8   Running Tsurgeon

This section notes how to run Tsurgeon from the command prompt with the tsurgeon_script wrapper script. This wrapper script is available from: http://www.compling.jp/ajb129.

NAME
      tsurgeon_script - pipeline tsurgeon

SYNOPSIS
      tsurgeon_script script

DESCRIPTION
      This wrapper script runs stanford-tregex.jar in the tsurgeon mode
      as a filter changing stdin.  At least one tsurgeon script must be
      supplied.

      A tsurgeon script is a file containing a list of pattern and
      transformation operation list pairs.  That is, it is a sequence of
      pairs of a Tregex pattern on one or more lines, then a blank line
      (empty or whitespace), then a list of transformation operations
      one per line to apply when the pattern is matched, and then
      another blank line (empty or whitespace).  Note the need for blank
      lines: The code crashes if they are not present as separators.

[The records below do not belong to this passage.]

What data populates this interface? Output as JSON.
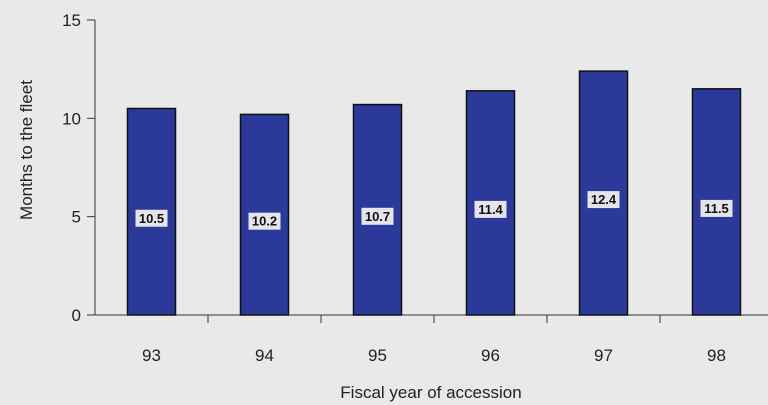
{
  "chart_data": {
    "type": "bar",
    "title": "",
    "xlabel": "Fiscal year of accession",
    "ylabel": "Months to the fleet",
    "categories": [
      "93",
      "94",
      "95",
      "96",
      "97",
      "98"
    ],
    "values": [
      10.5,
      10.2,
      10.7,
      11.4,
      12.4,
      11.5
    ],
    "data_labels": [
      "10.5",
      "10.2",
      "10.7",
      "11.4",
      "12.4",
      "11.5"
    ],
    "ylim": [
      0,
      15
    ],
    "yticks": [
      0,
      5,
      10,
      15
    ],
    "grid": false,
    "legend": "none",
    "bar_color": "#2b3a9a"
  }
}
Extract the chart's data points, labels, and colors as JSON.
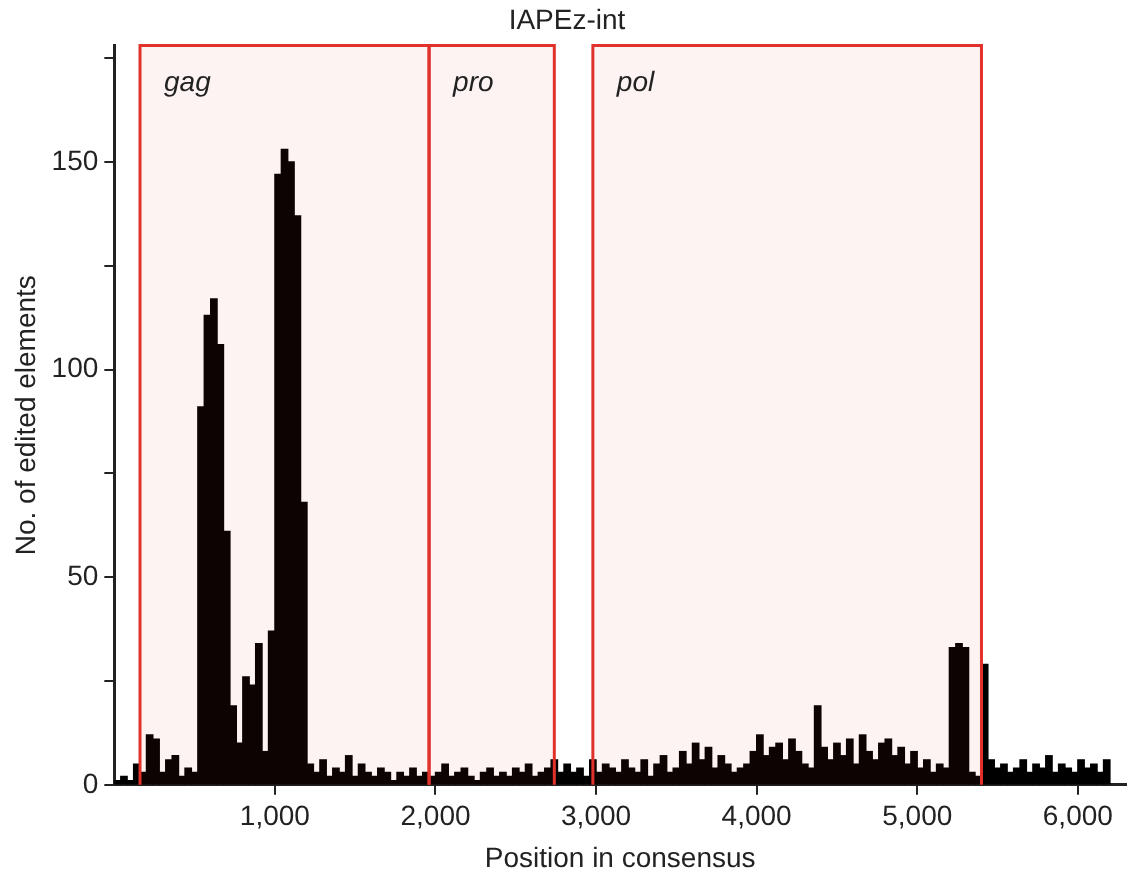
{
  "chart_data": {
    "type": "histogram",
    "title": "IAPEz-int",
    "xlabel": "Position in consensus",
    "ylabel": "No. of edited elements",
    "color": "#000000",
    "bins": [
      0,
      40,
      80,
      120,
      160,
      200,
      240,
      280,
      320,
      360,
      400,
      440,
      480,
      520,
      560,
      600,
      640,
      680,
      720,
      760,
      800,
      840,
      880,
      920,
      960,
      1000,
      1040,
      1080,
      1120,
      1160,
      1200,
      1240,
      1280,
      1320,
      1360,
      1400,
      1440,
      1480,
      1520,
      1560,
      1600,
      1640,
      1680,
      1720,
      1760,
      1800,
      1840,
      1880,
      1920,
      1960,
      2000,
      2040,
      2080,
      2120,
      2160,
      2200,
      2240,
      2280,
      2320,
      2360,
      2400,
      2440,
      2480,
      2520,
      2560,
      2600,
      2640,
      2680,
      2720,
      2760,
      2800,
      2840,
      2880,
      2920,
      2960,
      3000,
      3040,
      3080,
      3120,
      3160,
      3200,
      3240,
      3280,
      3320,
      3360,
      3400,
      3440,
      3480,
      3520,
      3560,
      3600,
      3640,
      3680,
      3720,
      3760,
      3800,
      3840,
      3880,
      3920,
      3960,
      4000,
      4040,
      4080,
      4120,
      4160,
      4200,
      4240,
      4280,
      4320,
      4360,
      4400,
      4440,
      4480,
      4520,
      4560,
      4600,
      4640,
      4680,
      4720,
      4760,
      4800,
      4840,
      4880,
      4920,
      4960,
      5000,
      5040,
      5080,
      5120,
      5160,
      5200,
      5240,
      5280,
      5320,
      5360,
      5400,
      5440,
      5480,
      5520,
      5560,
      5600,
      5640,
      5680,
      5720,
      5760,
      5800,
      5840,
      5880,
      5920,
      5960,
      6000,
      6040,
      6080,
      6120,
      6160,
      6200
    ],
    "values": [
      1,
      2,
      1,
      5,
      3,
      12,
      11,
      3,
      6,
      7,
      2,
      4,
      3,
      91,
      113,
      117,
      106,
      61,
      19,
      10,
      26,
      24,
      34,
      8,
      37,
      147,
      153,
      150,
      137,
      68,
      5,
      3,
      6,
      2,
      4,
      3,
      7,
      2,
      5,
      3,
      2,
      4,
      3,
      1,
      3,
      2,
      4,
      2,
      3,
      2,
      3,
      5,
      2,
      3,
      4,
      2,
      1,
      3,
      4,
      2,
      3,
      2,
      4,
      3,
      5,
      2,
      3,
      4,
      6,
      3,
      5,
      3,
      4,
      2,
      6,
      3,
      5,
      4,
      3,
      6,
      4,
      3,
      6,
      2,
      5,
      7,
      3,
      4,
      8,
      5,
      10,
      6,
      9,
      4,
      7,
      5,
      3,
      4,
      5,
      8,
      12,
      7,
      9,
      10,
      6,
      11,
      8,
      5,
      4,
      19,
      9,
      6,
      10,
      7,
      11,
      5,
      12,
      8,
      6,
      10,
      11,
      7,
      9,
      5,
      8,
      4,
      6,
      3,
      5,
      4,
      33,
      34,
      33,
      3,
      2,
      29,
      6,
      4,
      5,
      3,
      4,
      6,
      3,
      5,
      4,
      7,
      3,
      5,
      4,
      3,
      6,
      4,
      5,
      3,
      6
    ],
    "xlim": [
      0,
      6300
    ],
    "xticks": [
      {
        "value": 1000,
        "label": "1,000"
      },
      {
        "value": 2000,
        "label": "2,000"
      },
      {
        "value": 3000,
        "label": "3,000"
      },
      {
        "value": 4000,
        "label": "4,000"
      },
      {
        "value": 5000,
        "label": "5,000"
      },
      {
        "value": 6000,
        "label": "6,000"
      }
    ],
    "ylim": [
      0,
      178
    ],
    "yticks": [
      0,
      {
        "value": 25,
        "label": null
      },
      50,
      {
        "value": 75,
        "label": null
      },
      100,
      {
        "value": 125,
        "label": null
      },
      150,
      {
        "value": 175,
        "label": null
      }
    ],
    "bands": [
      {
        "axis": "x",
        "from": 160,
        "to": 1960,
        "label": "gag",
        "color": "#e0322a"
      },
      {
        "axis": "x",
        "from": 1960,
        "to": 2740,
        "label": "pro",
        "color": "#e0322a"
      },
      {
        "axis": "x",
        "from": 2980,
        "to": 5400,
        "label": "pol",
        "color": "#e0322a"
      }
    ]
  }
}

      The character % introduces a comment that extends to the end of the
      line.  All other intended uses of % must be escaped as \% .

      Before tsurgeon gets to see any script content, the script content
      is passed through the m4 macro processor.

      Instances of # used to mark variable groups in patterns should be
      placed between a backquote character and a single quote character.

      Also lines that begin .R and end .E are commented out. It is not
      necessary to close .R, in which case all lines are commented out
      from the instance of .R to the end of the given script.

OPTIONS
      --debug)   # see modified script
      -*)        # show this help message
      *)         # filename to source the tsurgeon script content



References

Levy, Roger and Galen Andrew. 2006. Tregex and Tsurgeon: tools for querying and manipulating tree data structure. In 5th International conference on Language Resources and Evaluation.

Pito, Richard. 1994. tgrepdoc–documentation for tgrep. University of Pennsylvania.

Rohde, Douglas. 2005. TGrep2 User Manual version 1.15.